Si les dirigeants militaires semblent réticents à l’idée de remettre le pouvoir, les leaders de la contestation annonceront dimanche un « Conseil civil souverain », a-t-il indiqué. «S’ils souhaitaient négocier, l’annonce prévue pour demain pourraient être alors reportée », a ajouté monsieur Rabia. «Nous réclamons (au Conseil militaire ndlr) un calendrier pour le transfert du pouvoir afin que les choses ne traînent pas », a-t-il renchéri. Il a également fait une révélation selon laquelle depuis le renversement d’Omar el-Béchir le Conseil militaire avait tenu deux séries de discussions avec les leaders de la contestation, au cours desquelles, il est apparu que le Conseil militaire ne souhaitait pas céder le pouvoir. Celui-ci a cependant affirmé que la pression croissante de la rue et de la part de la communauté internationale devraient contraindre le Conseil militaire à remettre le pouvoir d’ici « deux à trois semaines ».Vendredi dernier, la SPA avait annoncé que «les noms des membres d’un Conseil civil chargé des affaires du pays seraient annoncés lors d’une conférence de presse dimanche à 19H00 locales (17H00 GMT) en face du QG de l’armée, où se rassemblent des milliers de Soudanais dans le centre de la capitale Khartoum depuis deux semaines. Selon des responsables, ce Conseil civil sera chargé de former un gouvernement de transition dont le mandat durera quatre ans et sera suivi d’élection. «Tout ce que nous espérons c’est que le pays soit gouverné par des civils et qu’il soit débarrassé du pouvoir militaire », a affirmé samedi soir un manifestant devant le QG de l’armée où campent de nombreux manifestants en liesse, chantant des airs révolutionnaires. Monsieur Rabia a souligné que « la partie facile (le renversement de Béchir, ndlr) étant terminée, nous voulons en finir avec le régime tout entier ». L’ex-président déchu Omar el-Béchir était parvenu au pouvoir le 30 juin 1989 en fomentant un coup d’Etat avec le soutien des islamistes.

 

Il a dirigé  d’une main de fer le pays en proie à des rébellions dans plusieurs régions et est sous le coup d’un mandat d’arrêt émis par la CPI  pour violations graves des droits humains.

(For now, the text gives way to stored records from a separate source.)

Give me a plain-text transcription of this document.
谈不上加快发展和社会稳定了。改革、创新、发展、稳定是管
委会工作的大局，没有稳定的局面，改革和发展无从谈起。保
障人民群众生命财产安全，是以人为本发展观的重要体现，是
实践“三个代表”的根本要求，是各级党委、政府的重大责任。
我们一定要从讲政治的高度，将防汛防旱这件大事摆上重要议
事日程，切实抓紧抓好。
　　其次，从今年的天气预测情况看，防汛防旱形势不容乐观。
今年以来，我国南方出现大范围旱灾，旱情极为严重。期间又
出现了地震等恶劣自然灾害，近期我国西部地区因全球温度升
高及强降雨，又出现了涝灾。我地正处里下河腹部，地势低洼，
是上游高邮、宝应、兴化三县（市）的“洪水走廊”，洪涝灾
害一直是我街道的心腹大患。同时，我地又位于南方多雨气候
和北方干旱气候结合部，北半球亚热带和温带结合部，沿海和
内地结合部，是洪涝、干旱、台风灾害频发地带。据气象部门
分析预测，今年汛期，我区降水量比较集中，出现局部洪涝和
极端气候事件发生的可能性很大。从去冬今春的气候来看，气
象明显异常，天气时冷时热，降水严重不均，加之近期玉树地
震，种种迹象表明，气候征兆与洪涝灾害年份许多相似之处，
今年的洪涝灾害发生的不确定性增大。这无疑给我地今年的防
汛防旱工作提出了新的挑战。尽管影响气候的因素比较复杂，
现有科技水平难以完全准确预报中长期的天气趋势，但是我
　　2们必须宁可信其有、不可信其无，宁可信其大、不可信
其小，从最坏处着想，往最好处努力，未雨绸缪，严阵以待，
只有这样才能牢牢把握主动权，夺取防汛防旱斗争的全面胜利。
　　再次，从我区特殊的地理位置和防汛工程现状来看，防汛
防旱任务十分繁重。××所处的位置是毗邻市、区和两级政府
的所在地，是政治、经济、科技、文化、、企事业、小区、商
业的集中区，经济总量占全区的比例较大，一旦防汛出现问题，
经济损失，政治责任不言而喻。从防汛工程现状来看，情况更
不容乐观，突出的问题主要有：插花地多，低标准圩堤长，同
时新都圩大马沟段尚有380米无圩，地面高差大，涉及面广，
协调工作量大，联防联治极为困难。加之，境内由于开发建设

Il serait actuellement incarcéré dans une prison de Khartoum depuis sa mise à l’écart le 11 avril par l’armée. Les manifestants plus déterminés que jamais entendent aller jusqu’au bout en débarrassant le pays de l’emprise de l’armée. Il ressort des propos du journaliste soudanais Khalid Tijani qu’ils éprouveraient un peu de difficultés pour la constitution d’un Conseil civil. «S’ils ne sont pas prêts avec des noms, cela enverra un signal négatif, et ne sera pas dans l’intérêt de la révolution », explique le rédacteur en chef de l’hebdomadaire économique Elaff. Sur le plan judiciaire, le nouveau Procureur général soudanais a procédé samedi à la levée de l’immunité de plusieurs responsables des services de sécurité soupçonnés d’être impliqués dans le mort d’un détenu, arrêté en raison de ses liens avec les manifestations qui secouent le pays depuis le 19 décembre, selon l’agence officielle Suna. Les autorités américaines ont appelé les dirigeants militaires à une transition répondant aux vœux du peuple soudanais. «Les Etats-Unis soutiennent une transition vers un Soudan pacifique et démocratique dirigé par les civils qui représentent la diversité de la société soudanaise », a affirmé la porte-parole du département d’Etat américain, Morgan Ortagus.